10. t_n_k AAC Fanatic!

Mar 6, 2009
5,448
790
Prior to the switch closure the circuit is at steady state with the inductor holding an unchanging current value of 0.4A.

Before t=0 the inductor has zero voltage across it. Why? Firstly, because the current is not changing (no L.di/dt effect) and secondly, because it has zero DC resistance.

Once the switch closes, the inductor current 0.4A can no longer be maintained, since the switch completely bypasses the source current to that part of the circuit which is in parallel with and to the right of the switch. The inductor current will then tend to decrease towards zero as time progresses.
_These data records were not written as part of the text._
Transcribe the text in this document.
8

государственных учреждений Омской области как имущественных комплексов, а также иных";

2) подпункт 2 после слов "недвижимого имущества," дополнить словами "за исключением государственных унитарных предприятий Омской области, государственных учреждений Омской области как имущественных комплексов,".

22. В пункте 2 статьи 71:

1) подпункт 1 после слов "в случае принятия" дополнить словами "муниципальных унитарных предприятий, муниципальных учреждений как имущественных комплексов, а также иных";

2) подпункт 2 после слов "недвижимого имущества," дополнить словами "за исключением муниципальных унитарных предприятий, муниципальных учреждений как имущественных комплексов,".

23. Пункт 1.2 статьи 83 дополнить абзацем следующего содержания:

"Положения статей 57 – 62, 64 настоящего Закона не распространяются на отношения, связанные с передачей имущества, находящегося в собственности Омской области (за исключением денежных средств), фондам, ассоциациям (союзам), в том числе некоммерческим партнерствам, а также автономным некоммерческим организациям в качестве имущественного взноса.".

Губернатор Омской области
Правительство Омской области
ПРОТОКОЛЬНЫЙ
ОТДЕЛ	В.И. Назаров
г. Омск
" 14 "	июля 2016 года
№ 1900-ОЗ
Simultaneously, the inductor voltage will rise as the generated back emf [L.di/dt] tends to oppose this change in current. The inductor voltage (or back emf) will be of a certain magnitude and polarity so as to maintain a current of 0.4A at the instant t=0. For this to be the case, the lower side of the inductor will be more positive with respect to the top side.

Since both the 50Ω & 30Ω resistors are effectively in parallel with the inductor from t=0 onwards, they will share the inductor current in proportion to their respective values. At t=0, the 50Ω will take 3/8 ths of the current (.15A) and the 30Ω will take 5/8 ths of the current (0.25A).

The voltage drop across each resistor (and inductor) must be the same. The magnitude of voltage at t=0 will be 7.5V and it will have the same polarity as that indicated for the variable Vx shown on the circuit.